Dharmaraj Narendranath, an independent tea consultant and a former chief executive of Harrisons Malayalam and a former president of the United Planters Association of Southern India, poses a different solution. In an article titled, Brewing New Ideas to Sustain the Tea Sector, he writes that “the industry, in general, is in crying need to have a structural change in the way it operates. One way of ensuring holistic sustainability of the plantation industry would appear to be to distribute land-ownership in favor of the plantation employees and buy back the raw material through a co-operative outfit.”

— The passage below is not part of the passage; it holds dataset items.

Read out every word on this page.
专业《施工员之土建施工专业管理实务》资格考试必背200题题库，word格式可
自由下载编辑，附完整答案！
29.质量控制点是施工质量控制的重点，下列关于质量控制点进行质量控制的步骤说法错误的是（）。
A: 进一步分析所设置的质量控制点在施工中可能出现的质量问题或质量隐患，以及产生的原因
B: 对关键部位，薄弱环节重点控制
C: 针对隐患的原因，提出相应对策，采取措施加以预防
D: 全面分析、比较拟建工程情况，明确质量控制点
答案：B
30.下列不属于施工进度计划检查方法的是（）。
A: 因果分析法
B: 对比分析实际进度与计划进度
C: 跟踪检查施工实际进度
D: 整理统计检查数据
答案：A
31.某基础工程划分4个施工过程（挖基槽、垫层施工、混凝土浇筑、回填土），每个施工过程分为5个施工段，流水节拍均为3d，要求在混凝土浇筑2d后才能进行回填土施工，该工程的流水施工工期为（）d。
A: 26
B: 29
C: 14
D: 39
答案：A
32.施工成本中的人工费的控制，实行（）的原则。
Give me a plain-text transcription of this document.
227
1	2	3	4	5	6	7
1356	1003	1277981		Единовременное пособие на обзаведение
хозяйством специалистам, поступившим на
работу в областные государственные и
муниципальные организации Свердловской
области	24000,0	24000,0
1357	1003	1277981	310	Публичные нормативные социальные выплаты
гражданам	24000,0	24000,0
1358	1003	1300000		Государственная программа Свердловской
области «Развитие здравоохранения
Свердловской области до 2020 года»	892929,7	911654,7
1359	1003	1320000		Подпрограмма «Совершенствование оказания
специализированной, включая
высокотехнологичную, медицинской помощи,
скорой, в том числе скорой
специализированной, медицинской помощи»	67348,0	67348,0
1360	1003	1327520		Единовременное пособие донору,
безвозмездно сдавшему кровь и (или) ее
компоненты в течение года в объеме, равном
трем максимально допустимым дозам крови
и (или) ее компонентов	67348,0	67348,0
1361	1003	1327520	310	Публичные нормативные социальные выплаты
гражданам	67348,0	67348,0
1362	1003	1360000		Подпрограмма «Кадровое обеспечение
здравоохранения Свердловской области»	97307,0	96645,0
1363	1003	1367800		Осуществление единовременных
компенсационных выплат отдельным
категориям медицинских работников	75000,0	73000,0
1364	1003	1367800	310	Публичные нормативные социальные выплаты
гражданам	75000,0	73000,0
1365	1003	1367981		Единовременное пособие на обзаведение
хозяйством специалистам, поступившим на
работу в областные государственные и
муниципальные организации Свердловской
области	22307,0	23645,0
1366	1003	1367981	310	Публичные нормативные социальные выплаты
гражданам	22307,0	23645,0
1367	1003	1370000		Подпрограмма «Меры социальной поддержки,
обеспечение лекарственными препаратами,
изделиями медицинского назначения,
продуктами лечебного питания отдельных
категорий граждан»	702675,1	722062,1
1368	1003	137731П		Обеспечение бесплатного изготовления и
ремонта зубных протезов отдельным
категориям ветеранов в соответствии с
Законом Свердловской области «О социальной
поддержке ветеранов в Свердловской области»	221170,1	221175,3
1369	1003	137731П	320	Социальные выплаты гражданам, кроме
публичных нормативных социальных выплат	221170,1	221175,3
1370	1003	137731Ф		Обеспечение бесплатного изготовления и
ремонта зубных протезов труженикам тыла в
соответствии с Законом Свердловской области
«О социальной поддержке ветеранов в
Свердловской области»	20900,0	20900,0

“Once the workmen become owners of land and cease to be plantation employees, it will be incumbent on the government to provide them with social and welfare amenities, currently provided by the plantation management, through their various existing schemes. This will further bring down production costs for the corporates. The government can thus ensure complete social and welfare care for this populace — which may not quite be the case now. Such a proposal could also be used to negotiate a trade-off with the government, with respect to the use of a certain percentage of land for independent-use by the corporate, without any strictures whatsoever from the government in terms of its use (this freedom currently is not available to plantation companies).
He suggests “basing green leaf purchases on a price-formula linked to, say, the published industry auction price. Individual corporates may want to pay a higher price, based on their end price realization (as is being done in the case of bought leaf purchases)."
The workmen will have the social and financial security net of owning land, with an assured buyback arrangement for the crop. They will also be able to build a house, by themselves or through government schemes.
Ultimately disinvestment of plantations will enable corporations to insulate themselves from the wage increase cycle, and it would link their raw material cost to their end price realization, writes Narendranath.
“A win-win for all and therefore a truly sustainable and transparent model — a key requirement for a highly labor-centric industry like plantations,” he concludes.